Musically, this version expressed serenity, but lacked conviction. Dylan, who now thought he had the entire album ready to go, asked that a tape be recorded for him so he could assess the results. But upon listening to it, he was not satisfied with “Desolation Row.” He wanted to redo it. So Bob Johnston assumed the responsibility of reserving a new studio date. He invited Charlie McCoy to the sessions because he admired the extraordinary Nashville musician. He happened to be in New York for the World’s Fair. Bob Johnston said, “I thought Charlie McCoy was one of the major talents of the world, but nobody knew it.” Dylan proposed he participate in the final session scheduled for August 4. “They just told me to go out and pick up a guitar and play what I felt like playing. I finished and I went in and asked Dylan if it suited him. And he said, ‘Yeah, that’s fine’… We just did one song. The only one I played was eleven minutes long… We just did two takes and… [I] left.”45

It was odd that McCoy only mentioned two takes, since seven were recorded on that day. Who was playing on the five others? We don’t know. The studio sheets refer to two false starts, one interrupted take, and two complete takes. Whatever happened, the Nashville guitar player performed a great Spanish-style improvisation on acoustic steel guitar. The playing was inspired and alternated solos and rhythm parts during the harmonica parts. Some people thought Bruce Langhorne played guitar, but his phrasing was totally different. It was McCoy who played.
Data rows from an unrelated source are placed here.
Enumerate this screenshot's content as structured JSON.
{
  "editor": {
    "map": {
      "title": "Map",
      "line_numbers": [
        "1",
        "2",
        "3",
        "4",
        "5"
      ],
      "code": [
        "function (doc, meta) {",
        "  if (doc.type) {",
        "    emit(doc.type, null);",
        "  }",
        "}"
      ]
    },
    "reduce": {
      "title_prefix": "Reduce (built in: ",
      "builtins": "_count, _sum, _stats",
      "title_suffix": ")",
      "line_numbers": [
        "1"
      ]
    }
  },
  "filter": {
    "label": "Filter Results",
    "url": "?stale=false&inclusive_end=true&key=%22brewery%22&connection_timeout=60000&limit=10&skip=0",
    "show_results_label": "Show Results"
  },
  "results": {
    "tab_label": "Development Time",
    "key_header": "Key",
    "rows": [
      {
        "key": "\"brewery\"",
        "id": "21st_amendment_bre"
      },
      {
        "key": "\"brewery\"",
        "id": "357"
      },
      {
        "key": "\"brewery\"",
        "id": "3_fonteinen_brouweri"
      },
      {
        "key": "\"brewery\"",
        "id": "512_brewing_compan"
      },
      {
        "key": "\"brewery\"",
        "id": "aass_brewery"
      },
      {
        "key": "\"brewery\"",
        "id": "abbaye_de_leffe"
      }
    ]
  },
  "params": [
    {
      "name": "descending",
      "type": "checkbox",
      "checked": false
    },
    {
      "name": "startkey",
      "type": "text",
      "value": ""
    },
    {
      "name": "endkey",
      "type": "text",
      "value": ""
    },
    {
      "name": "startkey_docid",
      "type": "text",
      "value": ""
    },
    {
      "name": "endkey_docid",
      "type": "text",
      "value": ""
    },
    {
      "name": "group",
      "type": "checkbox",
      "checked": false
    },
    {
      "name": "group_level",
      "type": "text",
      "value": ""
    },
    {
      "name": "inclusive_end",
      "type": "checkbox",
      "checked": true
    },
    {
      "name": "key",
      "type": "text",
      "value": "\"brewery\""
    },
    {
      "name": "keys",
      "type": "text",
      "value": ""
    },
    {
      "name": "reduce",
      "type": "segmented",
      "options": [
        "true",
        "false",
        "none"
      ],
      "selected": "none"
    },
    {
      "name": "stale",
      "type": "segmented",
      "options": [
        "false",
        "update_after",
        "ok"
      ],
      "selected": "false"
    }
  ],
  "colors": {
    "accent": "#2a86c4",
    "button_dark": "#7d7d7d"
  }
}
The second musician was most likely bass player Russ Savakus. Although Mike Bloomfield’s presence was never confirmed in this song, he said he felt nervous at the beginning of the session because it was supposedly the first time he played an electric bass (Clinton Heylin stated that Bloomfield performed on “Like a Rolling Stone”). This great musician had crossed the path of Chet Baker and some big names of the folk scene, such as Joan Baez and Peter, Paul and Mary. As for Dylan, he accompanied himself on his Gibson Nick Lucas and repeated constantly the same three chords during the eleven minutes. Except for two harmonica parts in E, he managed to sing the longest text he had ever written so far while maintaining remarkable intensity. “Songs shouldn’t seem long, y’know,” he said in 1965, “it just so happens that it looks that way on paper.”20 The final results came from the arrangements of the last two takes (6 and 7). But when you listen to it, it is hard to find the point where they join. Maybe it is at 0:24 before the word town in the line “The circus is in town.” “Desolation Row” was the only song on the record to end without a fade.

Bob Dylan sang “Desolation Row” onstage on August 28, 1965, at the Forest Hills Tennis Stadium in New York. There are two live versions: the one from MTV Unplugged (1995) and the other from the Manchester concert on May 17, 1966 (on The Bootleg Series Volume 4).